According to the ISIS think tank, “Iran can convert its current stock of 60 per cent enriched uranium into 233 kg of weapon-grade uranium in three weeks at the Fordow Fuel Enrichment Plant,” enough for nine nuclear weapons.

That is why Fordow is a major focus of Israel’s attempts to degrade and destroy Iran’s nuclear program.

The US is the only country that possesses the kind of bomb required to strike Iran’s Fordow nuclear site, Israel’s ambassador to the US, Yechiel Leiter, said in an interview with Merit TV on Monday.

“For Fordow to be taken out by a bomb from the sky, the only country in the world that has that bomb is the United States. And that’s a decision the United States has to take, whether or not it chooses to actually pursue that course,” Leiter said.

But, he added, that wasn’t the only option: “There are other ways of dealing with Fordow.”

Destroying Fordow from the air would be almost impossible for Israel, according to a March report from the UK-based Royal United Services Institute (RUSI) think tank and would require significant firepower and assistance from the United States.

It would not even be reachable by the US’ GBU-57 massive ordnance penetrator bombs, which only reach about 60 meters deep, according to the RUSI report.

And the GBU-57 can only be delivered by US Air Force B-2 stealth bombers, something Israel doesn’t have – even if the US would give it the bombs.

“Even the GBU-57/B would likely require multiple impacts at the same aiming point to have a good chance of penetrating the facility,” said the report.

Other analysts agree, saying, if the US were to try to hit Fordow, it probably couldn’t be done with one bomb.

“I would bank on repeated strikes against Fordow,” CNN military analyst Cedric Leighton, a former US Air Force colonel, said.

Albright says there could be other ways to disable Fordow.

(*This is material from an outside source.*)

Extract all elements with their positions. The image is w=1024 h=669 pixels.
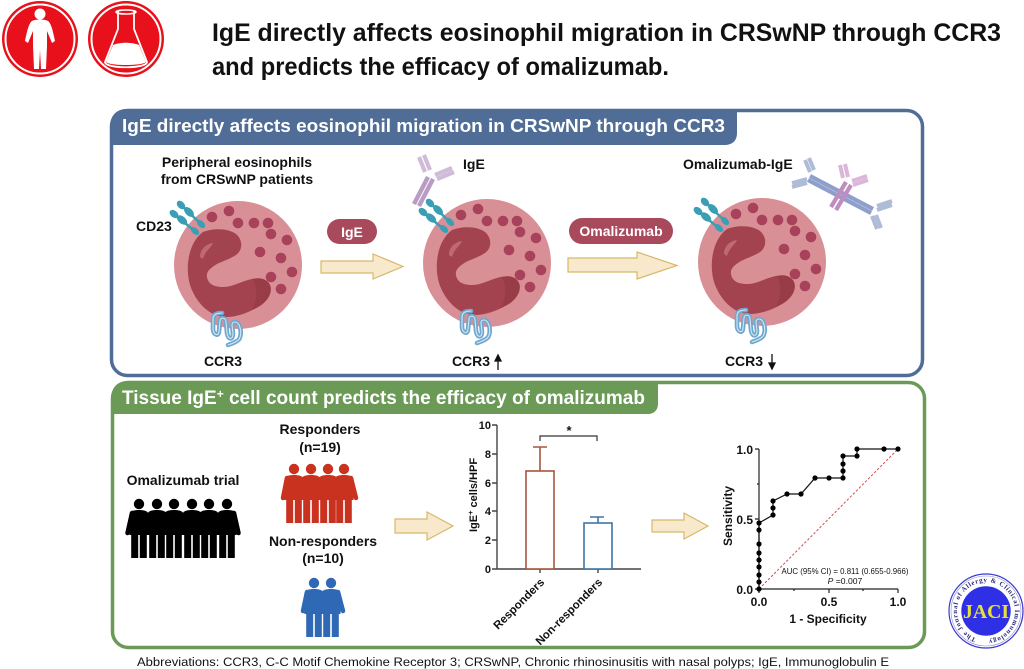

“Israel could probably destroy the tunnel entrances pretty far back, and certainly destroy the ventilation system,” he said.

“If you destroyed (the tunnels) and the electric electrical supply, it would be months before they could really operate.”

Despite its crucial role in Iran’s nuclear program, Albright believes Fordow is just another piece of the puzzle.

“If you destroy it, it’s not the end of the line, because you then go to the next threat, which is, how many centrifuges has Iran made that they didn’t deploy at Fordow and Natanz? And where are they?” he said.

“I think people over-emphasise the need to destroy it by bringing down its ceilings, which admittedly, probably only the US can do.”